Collaborate to build a fun tabletop challenge and score as many goals as possible.
- Read through the student material in the LEGO® Education SPIKE™ App.
- If you feel it's needed, plan a lesson using the getting started material in the app. This will help familiarize your students with LEGO® Education SPIKE™ Prime.
2. Engage (5 Min.)
- Use the ideas in the Ignite a Discussion section below to engage your students in a discussion related to this lesson.
- Use the video to explain the lesson.
3. Explore (10 Min.)
- Have your students work in pairs to build the models for this lesson.
- Encourage them to collaborate as they build.
- Ask them to try out the challenge by playing the program.
4. Explain (10 Min.)
- Challenge each team to score as many goals as possible in one minute.
- If you'd like, have a follow-up discussion about collaboration and what your students have learned so far.
5. Elaborate (15 Min.)
- Challenge each team to create their own challenge.
- Have the teams share their challenges and challenge each other to matches.
- Don't forget to leave some time for cleanup.
- Give feedback on each student's performance.
- You can use the assessment rubrics provided to simplify the process.
Ignite a Discussion
Start a discussion about collaboration by talking about effective collaborative behaviors. Focus your students' attention on some key elements of successful collaboration. These could be:
- Identifying and agreeing on a common goal
- Clarifying roles within the team
- Being honest about mistakes
- Creating together
To deepen the discussion, talk about the differences between collaboration and teamwork.
- Successful teamwork is based on having a strong leader to guide the team toward a goal. If you’ve got a strong leader and a clear goal, each team member can work on a distinct part of the project. Direction from the team leader is key to good teamwork.
- For successful collaboration, the group has to work together... and think together. The end product comes from the combined efforts of the group. This means that collaborators are equal partners – there is no single leader.
Have your students watch this video to see what they're about to do.
Customizing Different Elements
Here are some ideas your students could use in creating their challenges:
A. Add a Force Sensor to hit the disk as many times as they want.
B. Add a second disk to create more action.
C. Use the LEGO bricks to create a point system (e.g., red = 1 point, green = 2 points)
D. Use a LEGO Minifigure as the goalkeeper or an obstacle to avoid.
Take this lesson to the next level by:
- Repeating the lesson in new teams.
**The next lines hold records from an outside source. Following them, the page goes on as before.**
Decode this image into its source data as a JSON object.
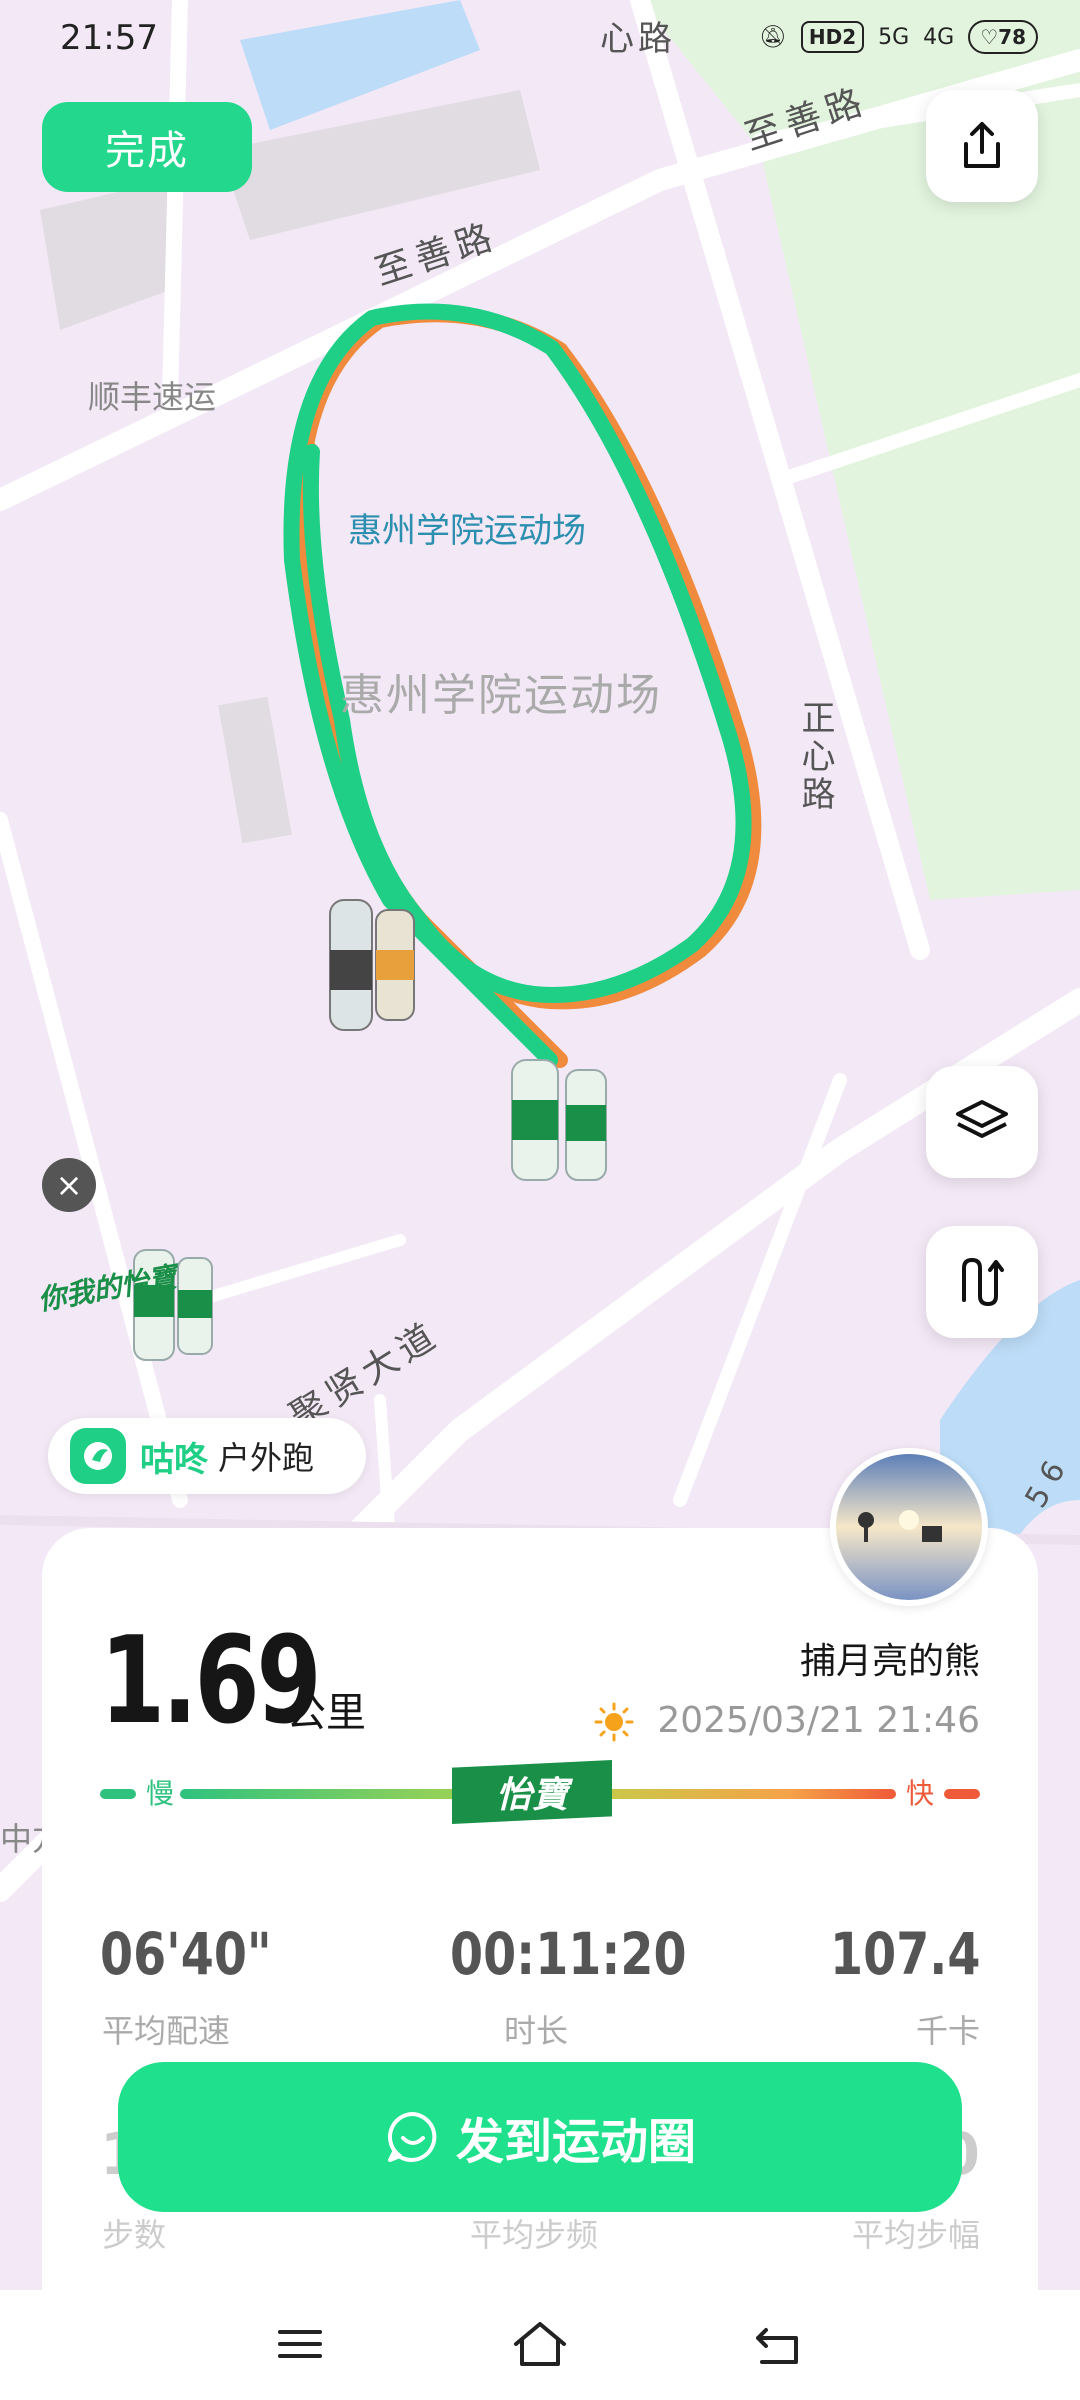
{
  "status": {
    "time": "21:57",
    "network": [
      "HD2",
      "5G",
      "4G"
    ],
    "battery": "78"
  },
  "toolbar": {
    "done_label": "完成"
  },
  "map": {
    "labels": {
      "road_top": "至善路",
      "road_top_right": "至善路",
      "road_vertical_top": "心路",
      "road_right": "正心路",
      "road_bottom": "聚贤大道",
      "poi_left": "顺丰速运",
      "stadium_blue": "惠州学院运动场",
      "stadium_grey": "惠州学院运动场",
      "edge_left": "中方",
      "edge_right": "5 6"
    },
    "ad_brand_text": "你我的怡寶"
  },
  "app_tag": {
    "name": "咕咚",
    "mode": "户外跑"
  },
  "summary": {
    "distance": "1.69",
    "distance_unit": "公里",
    "username": "捕月亮的熊",
    "datetime": "2025/03/21 21:46",
    "weather_icon": "sun-icon"
  },
  "pace_scale": {
    "slow_label": "慢",
    "fast_label": "快",
    "brand_label": "怡寶",
    "colors": {
      "slow": "#2ec27e",
      "mid": "#b9d64a",
      "fast": "#ef5a38"
    }
  },
  "metrics": [
    {
      "value": "06'40\"",
      "label": "平均配速"
    },
    {
      "value": "00:11:20",
      "label": "时长"
    },
    {
      "value": "107.4",
      "label": "千卡"
    }
  ],
  "hidden_metrics": {
    "left_value": "1",
    "right_value": "0",
    "labels": [
      "步数",
      "平均步频",
      "平均步幅"
    ]
  },
  "post_button": {
    "label": "发到运动圈"
  },
  "colors": {
    "accent": "#1ee08d",
    "route_green": "#1fcf86",
    "route_orange": "#f08a3c",
    "map_bg": "#f3e8f6",
    "park": "#e3f5e1"
  }
}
Make sure to provide feedback to help your students improve their collaboration.
- Incorporating the math or language arts extension(s).
Teacher Observation Checklist
Create a scale that matches your needs, for example:
- Partially accomplished
- Fully accomplished
Use the following success criteria to evaluate your students' progress:
- Students collaborated with one another throughout the lesson.
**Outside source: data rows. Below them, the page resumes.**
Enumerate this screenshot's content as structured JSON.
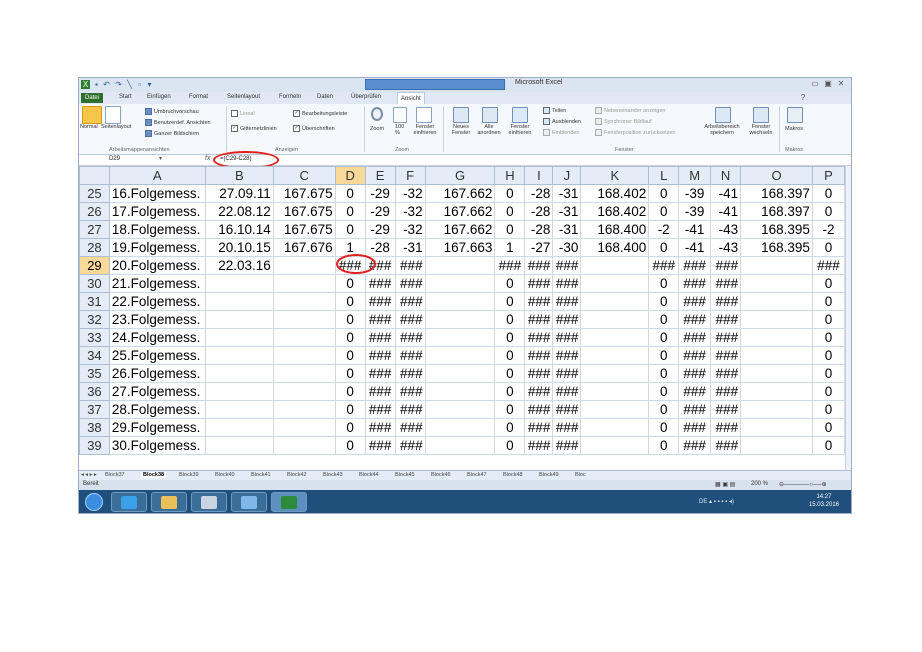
{
  "app_title": "Microsoft Excel",
  "tabs": [
    "Datei",
    "Start",
    "Einfügen",
    "Format",
    "Seitenlayout",
    "Formeln",
    "Daten",
    "Überprüfen",
    "Ansicht"
  ],
  "active_tab": "Ansicht",
  "ribbon": {
    "normal": "Normal",
    "seitenlayout": "Seitenlayout",
    "umbruchvorschau": "Umbruchvorschau",
    "benutzerdef": "Benutzerdef. Ansichten",
    "ganzer_bildschirm": "Ganzer Bildschirm",
    "group_arbeitsmappe": "Arbeitsmappenansichten",
    "lineal": "Lineal",
    "bearbeitungsleiste": "Bearbeitungsleiste",
    "gitternetzlinien": "Gitternetzlinien",
    "ueberschriften": "Überschriften",
    "group_anzeigen": "Anzeigen",
    "zoom": "Zoom",
    "zoom100": "100 %",
    "fenster_einfrieren_sel": "Fenster einfrieren",
    "group_zoom": "Zoom",
    "neues_fenster": "Neues Fenster",
    "alle_anordnen": "Alle anordnen",
    "fenster_einfrieren": "Fenster einfrieren",
    "teilen": "Teilen",
    "ausblenden": "Ausblenden",
    "einblenden": "Einblenden",
    "nebeneinander": "Nebeneinander anzeigen",
    "synchroner": "Synchroner Bildlauf",
    "fensterposition": "Fensterposition zurücksetzen",
    "arbeitsbereich": "Arbeitsbereich speichern",
    "fenster_wechseln": "Fenster wechseln",
    "group_fenster": "Fenster",
    "makros": "Makros",
    "group_makros": "Makros"
  },
  "formula_bar": {
    "name_box": "D29",
    "fx": "fx",
    "formula": "=(C29-C28)"
  },
  "columns": [
    "A",
    "B",
    "C",
    "D",
    "E",
    "F",
    "G",
    "H",
    "I",
    "J",
    "K",
    "L",
    "M",
    "N",
    "O",
    "P"
  ],
  "selected_column": "D",
  "rows": [
    {
      "n": "25",
      "cells": [
        "16.Folgemess.",
        "27.09.11",
        "167.675",
        "0",
        "-29",
        "-32",
        "167.662",
        "0",
        "-28",
        "-31",
        "168.402",
        "0",
        "-39",
        "-41",
        "168.397",
        "0"
      ]
    },
    {
      "n": "26",
      "cells": [
        "17.Folgemess.",
        "22.08.12",
        "167.675",
        "0",
        "-29",
        "-32",
        "167.662",
        "0",
        "-28",
        "-31",
        "168.402",
        "0",
        "-39",
        "-41",
        "168.397",
        "0"
      ]
    },
    {
      "n": "27",
      "cells": [
        "18.Folgemess.",
        "16.10.14",
        "167.675",
        "0",
        "-29",
        "-32",
        "167.662",
        "0",
        "-28",
        "-31",
        "168.400",
        "-2",
        "-41",
        "-43",
        "168.395",
        "-2"
      ]
    },
    {
      "n": "28",
      "cells": [
        "19.Folgemess.",
        "20.10.15",
        "167.676",
        "1",
        "-28",
        "-31",
        "167.663",
        "1",
        "-27",
        "-30",
        "168.400",
        "0",
        "-41",
        "-43",
        "168.395",
        "0"
      ]
    },
    {
      "n": "29",
      "cells": [
        "20.Folgemess.",
        "22.03.16",
        "",
        "###",
        "###",
        "###",
        "",
        "###",
        "###",
        "###",
        "",
        "###",
        "###",
        "###",
        "",
        "###"
      ]
    },
    {
      "n": "30",
      "cells": [
        "21.Folgemess.",
        "",
        "",
        "0",
        "###",
        "###",
        "",
        "0",
        "###",
        "###",
        "",
        "0",
        "###",
        "###",
        "",
        "0"
      ]
    },
    {
      "n": "31",
      "cells": [
        "22.Folgemess.",
        "",
        "",
        "0",
        "###",
        "###",
        "",
        "0",
        "###",
        "###",
        "",
        "0",
        "###",
        "###",
        "",
        "0"
      ]
    },
    {
      "n": "32",
      "cells": [
        "23.Folgemess.",
        "",
        "",
        "0",
        "###",
        "###",
        "",
        "0",
        "###",
        "###",
        "",
        "0",
        "###",
        "###",
        "",
        "0"
      ]
    },
    {
      "n": "33",
      "cells": [
        "24.Folgemess.",
        "",
        "",
        "0",
        "###",
        "###",
        "",
        "0",
        "###",
        "###",
        "",
        "0",
        "###",
        "###",
        "",
        "0"
      ]
    },
    {
      "n": "34",
      "cells": [
        "25.Folgemess.",
        "",
        "",
        "0",
        "###",
        "###",
        "",
        "0",
        "###",
        "###",
        "",
        "0",
        "###",
        "###",
        "",
        "0"
      ]
    },
    {
      "n": "35",
      "cells": [
        "26.Folgemess.",
        "",
        "",
        "0",
        "###",
        "###",
        "",
        "0",
        "###",
        "###",
        "",
        "0",
        "###",
        "###",
        "",
        "0"
      ]
    },
    {
      "n": "36",
      "cells": [
        "27.Folgemess.",
        "",
        "",
        "0",
        "###",
        "###",
        "",
        "0",
        "###",
        "###",
        "",
        "0",
        "###",
        "###",
        "",
        "0"
      ]
    },
    {
      "n": "37",
      "cells": [
        "28.Folgemess.",
        "",
        "",
        "0",
        "###",
        "###",
        "",
        "0",
        "###",
        "###",
        "",
        "0",
        "###",
        "###",
        "",
        "0"
      ]
    },
    {
      "n": "38",
      "cells": [
        "29.Folgemess.",
        "",
        "",
        "0",
        "###",
        "###",
        "",
        "0",
        "###",
        "###",
        "",
        "0",
        "###",
        "###",
        "",
        "0"
      ]
    },
    {
      "n": "39",
      "cells": [
        "30.Folgemess.",
        "",
        "",
        "0",
        "###",
        "###",
        "",
        "0",
        "###",
        "###",
        "",
        "0",
        "###",
        "###",
        "",
        "0"
      ]
    }
  ],
  "selected_row": "29",
  "sheet_tabs": [
    "Block37",
    "Block38",
    "Block39",
    "Block40",
    "Block41",
    "Block42",
    "Block43",
    "Block44",
    "Block45",
    "Block46",
    "Block47",
    "Block48",
    "Block49",
    "Bloc"
  ],
  "active_sheet": "Block38",
  "status": {
    "mode": "Bereit",
    "zoom": "200 %"
  },
  "taskbar": {
    "lang": "DE",
    "time": "14:27",
    "date": "15.03.2016"
  }
}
- Students identified specific roles within their team.
- Students solved problems together and used everyone's ideas.
Have each student choose the brick that they feel best represents their performance.
- Blue: I've collaborated and scored a lot of goals.
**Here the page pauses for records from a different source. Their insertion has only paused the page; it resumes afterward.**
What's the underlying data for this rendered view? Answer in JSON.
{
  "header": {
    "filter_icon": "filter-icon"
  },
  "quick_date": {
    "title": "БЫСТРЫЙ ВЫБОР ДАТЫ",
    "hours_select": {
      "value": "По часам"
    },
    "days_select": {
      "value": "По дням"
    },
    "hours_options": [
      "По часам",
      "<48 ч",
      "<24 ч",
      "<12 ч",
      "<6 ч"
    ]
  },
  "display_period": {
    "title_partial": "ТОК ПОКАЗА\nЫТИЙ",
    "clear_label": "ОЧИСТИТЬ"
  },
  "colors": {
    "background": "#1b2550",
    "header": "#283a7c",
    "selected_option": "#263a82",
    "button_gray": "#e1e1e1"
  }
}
- Yellow: I've collaborated and created an original challenge.
- Violet Brick: I've collaborated to create a challenge using ideas from everyone in our team.
Encourage your students to provide feedback to others by:
- Having one student score the performance of another using the colored brick scale above.
- Asking them to present constructive feedback to each other so that they can improve their group's performance during the next lesson.
Language Arts Extension
To incorporate language arts skills development:
- Ask your students to write down the rules of their challenge.
- Have them use illustrations and graphics to explain the rules.
Note: This will make for a longer lesson.
In this lesson, you'll already be exploring key math concepts, like:
- Have your students graph the direct relationship between the power level of the programming block and the distance traveled by the disk.
- Ask your students to collect data about the number of shots, number of shots on goal, number of goals, and number of successful passes, then generate statistics out of this data.
Note: This will make for a longer lesson.
- Collaborate to solve various challenges
- Collaborate to develop a new challenge
Summarize numerical data sets in relation to their context
Present claims and findings, sequencing ideas logically and using pertinent descriptions, facts, and details to accentuate main ideas or themes; use appropriate eye contact, adequate volume, and clear pronunciation.
Include multimedia components (e.g., graphics, images, music, sound) and visual displays in presentations to clarify information.
Students contribute constructively to project teams, assuming various roles and responsibilities to work effectively toward a common goal.